80/20 ARM Loan HIGH RATES on a duplex 20yr old investor Am I screwed? Plz Help!!?
Answer:
You knew going in what the situation was, so you must have prepared yourself in some way to make up the difference between expenses and income.
Instead of going out and getting a new loan on another property, find one that the owner is willing to finance and make sure you are going to cash flow positively. That will make the burden of the negative cash flow from the duplex more palatable.
I wouldn't be thinking about selling in two years. I would be thinking about 5 years. Rents are in the process of going up (traditionally they increase at about 4% annually) and it won't be that long until you break even. In the interim, renters are paying off your mortgage and you are building wealth.
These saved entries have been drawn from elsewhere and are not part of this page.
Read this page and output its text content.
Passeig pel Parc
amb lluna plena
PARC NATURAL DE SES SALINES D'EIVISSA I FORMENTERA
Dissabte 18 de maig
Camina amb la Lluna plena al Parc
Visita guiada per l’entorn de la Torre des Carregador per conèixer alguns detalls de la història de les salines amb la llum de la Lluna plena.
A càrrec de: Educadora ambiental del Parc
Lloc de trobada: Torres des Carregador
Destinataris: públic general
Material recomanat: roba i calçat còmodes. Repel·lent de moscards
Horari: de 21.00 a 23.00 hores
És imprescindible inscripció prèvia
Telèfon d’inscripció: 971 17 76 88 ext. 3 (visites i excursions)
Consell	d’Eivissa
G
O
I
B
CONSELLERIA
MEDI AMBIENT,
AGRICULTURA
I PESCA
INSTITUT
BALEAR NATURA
One thing you might think of is adding additional profit centers if possible. Are the renters willing to pay extra if you provide a washing and dryer? Or you could get a coin operated one put in and split profits with the operator.
If one of your tenants decides to move, perhaps you should take one of the apartments and live in it yourself.
You are young and real estate is forgiving in the long haul. Time is on your side and you will come to see that this investment will work out.
Think about refinancing in two years if the rates don't up dramtically and you will save money.
There is no definite answer to your question. The important thing to remember is that there is ALWAYS a good deal. It might be all over the news that the real estate bubble is about collapse and go to high hell, but the fact remains that good deals are still there-- they might just be harder to find.
From the sound of it, your investment is marginal at best. You are very close to breaking even, and as the previous person posted, rental rates are sure to go up. On top of that, the property is bound to appreciate in value by anywhere from 4-6% depending on your location. The big question isn't whether you can pull off this deal to make it work, but what is your opportunity cost for holding onto it. If you aren't familiar with the term, opportunity cost is another way of saying "what you could be doing with your money if you were to do something else with it."
I have been a real estate investor for a long time and I would be hard pressed to believe that you cannot find a better deal out there. Are you screwed? No. You merely got yourself into a deal that is only mediocre. I would spend the next two years looking for a substitute property that has a better return, take a small profit from the appreciation (assuming your rental income offsets your mortgage payments) and invest in a different property. You never know-- your property value always has the chance of skyrocketing due to changes outside your control. Check with the planning commission to see what developments/improvements are going to be made in the area.
Finally, don't limit yourself to the financing you can obtain yourself. There are plenty of other ways to secure property. Take for example finding and managing a property for a certain percentage profit-- or if you're really lucky you might be able to weasel a small percentage of ownership. Most people will say that this method is crazy and would never work, but it's exactly how I got started in real estate investment. Your success in acquiring outside private funding is directly related to how well you can sell yourself. Best of luck.